Almanya Federal Meclisi 2 Haziran Perşembe günü 1915 olaylarını soykırım olarak nitelendirmeye hazırlanıyor.

Koalisyon ortakları Hıristiyan Birlik (CDU/CSU), Sosyal Demokrat Parti (SPD) ile muhalefet partisi Yeşiller tarafından hazırlanan “Ermeni ve öteki Hıristiyan azınlıklara 101 yıl önce uygulanan soykırımı anma ve hatırlama” adıyla sunulan tasarının dört parti tarafından da desteklenmesi nedeniyle kabul edilmesine kesin gözüyle bakılıyor. Politikacılar arasında konsensüs olsa da, Alman basınında tasarıyı destekeyenler kadar, bunun riskli olacağı yorumları da yapılıyor.


Neue Osnabrücker Zeitung: “Türkiye’ye karşı diplomatik kaygı nihayet sona eriyor”


“Bu karar gecikmiş bir karar: Federal Meclis bu hafta Ermenilere yapılan katliamı yüz yıl sonra soykırım olarak tanımlıyor. Nihayet yaşananların adı konuluyor, 1915-1916’da yaşananları inkar etmeyen ancak “soykırım”dan söz etmek istemeyen Türkiye’ye karşı diplomatik kaygı nihayet sona eriyor. Ankara hükümeti federal parlamentonun kararını hakaret ya da provakasyon olarak görmek yerine, tarihle yüzleşmek için motivasyon olarak değerlendirmeli. Sonuçta Osmanlı İmparatorluğu’nda yaşananları değerlendirmenin başka yolu yok. Bu ne kadar erken olursa, Türkiye’nin dünyadaki görünümü açısından o denli iyi.”

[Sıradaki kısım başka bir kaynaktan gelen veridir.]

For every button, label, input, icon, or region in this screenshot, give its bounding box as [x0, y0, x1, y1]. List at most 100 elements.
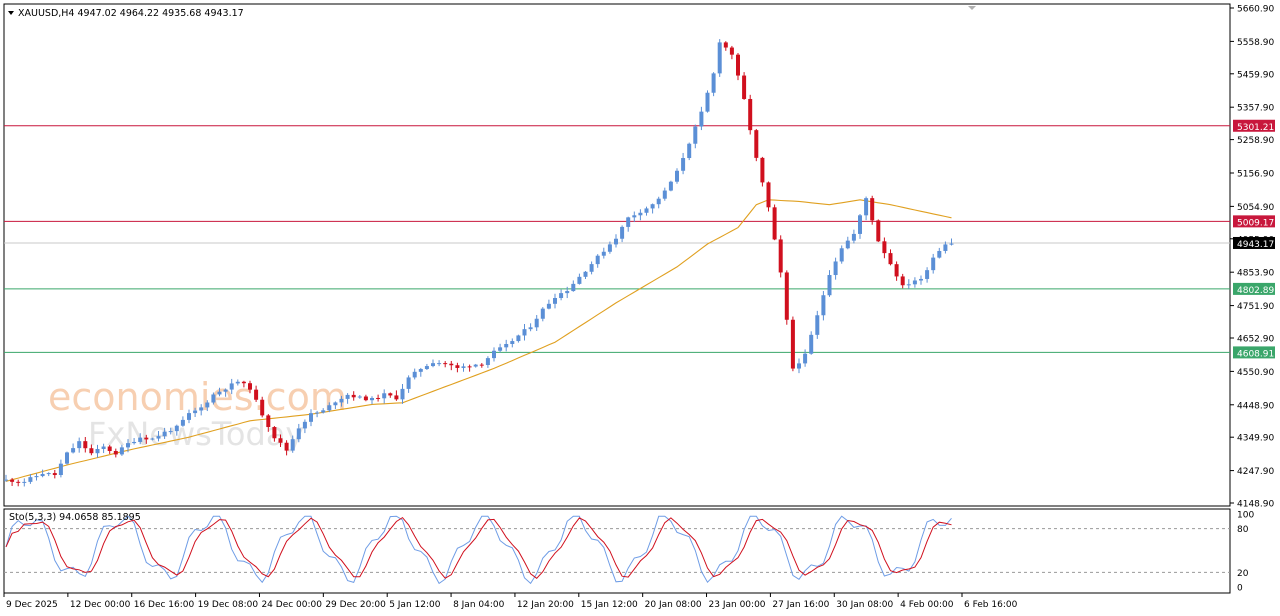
level-labels: 5301.21 5009.17 4943.17 4802.89 4608.91 [1233, 119, 1275, 359]
ma-line [5, 199, 952, 482]
candle [248, 380, 252, 394]
candle [58, 459, 63, 478]
candle [485, 356, 490, 368]
candle [126, 439, 130, 453]
symbol-info: XAUUSD,H4 4947.02 4964.22 4935.68 4943.1… [18, 8, 244, 19]
candle [132, 438, 137, 445]
candle [217, 387, 222, 397]
candle [632, 211, 637, 223]
candle [34, 473, 39, 481]
price-tick-label: 4751.90 [1237, 302, 1274, 312]
candle [119, 444, 124, 456]
candle [931, 253, 936, 274]
svg-text:4608.91: 4608.91 [1237, 349, 1274, 359]
candle [180, 416, 185, 427]
candle [302, 419, 307, 434]
candle [168, 427, 173, 435]
candle [4, 474, 8, 482]
level-label-3: 4802.89 [1233, 282, 1275, 296]
svg-text:5009.17: 5009.17 [1237, 218, 1274, 228]
candle [748, 94, 753, 135]
candle [345, 393, 350, 404]
candle [382, 389, 387, 404]
candle [736, 52, 740, 81]
scroll-marker-icon [968, 6, 976, 10]
price-tick-label: 4448.90 [1237, 401, 1274, 411]
candle [656, 196, 661, 209]
candle [760, 156, 765, 187]
candle [309, 409, 313, 427]
candle [95, 444, 100, 458]
candle [260, 396, 265, 418]
candle [815, 310, 820, 339]
candle [138, 433, 143, 445]
candle [912, 277, 917, 288]
candle [876, 219, 881, 243]
candle [431, 359, 435, 368]
candle [327, 402, 332, 413]
candle [577, 273, 582, 285]
stochastic-tick-label: 100 [1237, 511, 1254, 521]
candle [229, 378, 234, 395]
candle [553, 293, 557, 309]
candle [943, 241, 948, 254]
candle [254, 385, 259, 402]
candle [205, 400, 210, 412]
candle [778, 235, 783, 278]
candle [644, 206, 649, 216]
chevron-down-icon[interactable] [8, 11, 14, 15]
candle [272, 426, 277, 442]
candle [113, 448, 118, 458]
time-tick-label: 24 Dec 00:00 [261, 600, 322, 610]
candle [906, 279, 911, 289]
candle [766, 181, 771, 212]
candle [101, 443, 106, 454]
candle [601, 247, 606, 259]
candle [107, 444, 112, 454]
candle [626, 216, 631, 232]
candle [559, 289, 564, 301]
candle [919, 275, 923, 285]
candle [742, 72, 747, 100]
candle [528, 323, 533, 332]
candle [790, 316, 795, 372]
price-tick-label: 5660.90 [1237, 5, 1274, 15]
candle [71, 443, 76, 454]
candle [424, 363, 429, 370]
price-tick-label: 5459.90 [1237, 70, 1274, 80]
time-tick-label: 5 Jan 12:00 [389, 600, 441, 610]
candle [370, 396, 374, 405]
candle [949, 238, 954, 246]
candle [28, 474, 33, 484]
candle [199, 404, 204, 416]
candle [455, 362, 460, 373]
candle [333, 401, 338, 409]
candle [376, 394, 381, 402]
candle [351, 391, 356, 401]
stochastic-main-line [5, 515, 952, 585]
stochastic-label: Sto(5,3,3) 94.0658 85.1895 [9, 512, 141, 523]
time-tick-label: 23 Jan 00:00 [709, 600, 766, 610]
candle [723, 41, 728, 51]
candle [65, 451, 69, 465]
candle [705, 90, 710, 113]
price-tick-label: 4853.90 [1237, 269, 1274, 279]
price-tick-label: 4247.90 [1237, 467, 1274, 477]
moving-average [5, 199, 952, 482]
candle [162, 427, 167, 439]
candle [52, 469, 57, 479]
candle [870, 195, 875, 225]
candle [534, 315, 539, 331]
candle [266, 414, 271, 432]
candle [211, 392, 216, 405]
candle [315, 410, 320, 418]
candle [193, 407, 198, 417]
candle [595, 254, 600, 268]
candle [223, 388, 228, 397]
candle [187, 409, 191, 424]
candle [498, 343, 503, 353]
candle [400, 384, 405, 404]
candle [516, 334, 521, 343]
candle [845, 236, 850, 250]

Der Tagesspiegel: “Alman parlamenterler uzlaşma sürecini riske atıyor”


“Uzlaşma elde etmek için yumuşak sesler ve diplomasi yeteneği yüksek sesli taleplerden daha önemlidir. Boğazın güçlü adamına karşı yapılan oylama, büyük olasılıkla uzlaşmaya yarardan çok zarar verecektir. Erdoğan, Ermeni kurbanlarının torunları ile bir araya geldi ve dolaylı olarak "soykırım"a göz yumuyor.  Daha fazlası istenebilir. Ancak tecrübeler gösteriyor ki, dışarıdan yapılan baskılar Erdoğan’ın kabullenmesine katkı sağlamıyor. Alman parlamenterler haklı olarak ve güç gösterisi sergilemek isteyerek, uzlaşma sürecini rsike atıyor.”


Handelsblatt: “Eleştirmenler haklı olarak, planlanan oylama ile kapıların kapanacağı uyarısında bulunuyor”


“Türkiye’de sivil kamuoyunun Ermeni meselesini tartışmaya başlamış olmasında dışardan yapılan baskılar değil, Ermeni kökenli Hrant Dink’in kaderi etkili oldu. Onun 2007’de milliyetçi biri tarafından öldürülmesi bir uyandırma görevi gördü. Bu tarışmaya Federal Parlamentonun yapacağı oylamanın bir katkısı olmayacaktır. Bu karardan sonra yaşanacak sertleşmeyi en çok Ermeniler hissedecektir. Eleştirmenler planlanan tasarı ile kapıların kapanacağı ve Türkiye’de yaşanan trajedinin yeniden değerlendirilmesini engellemesinden endişe duyuyor. Bu endişe haklı bir endişedir.”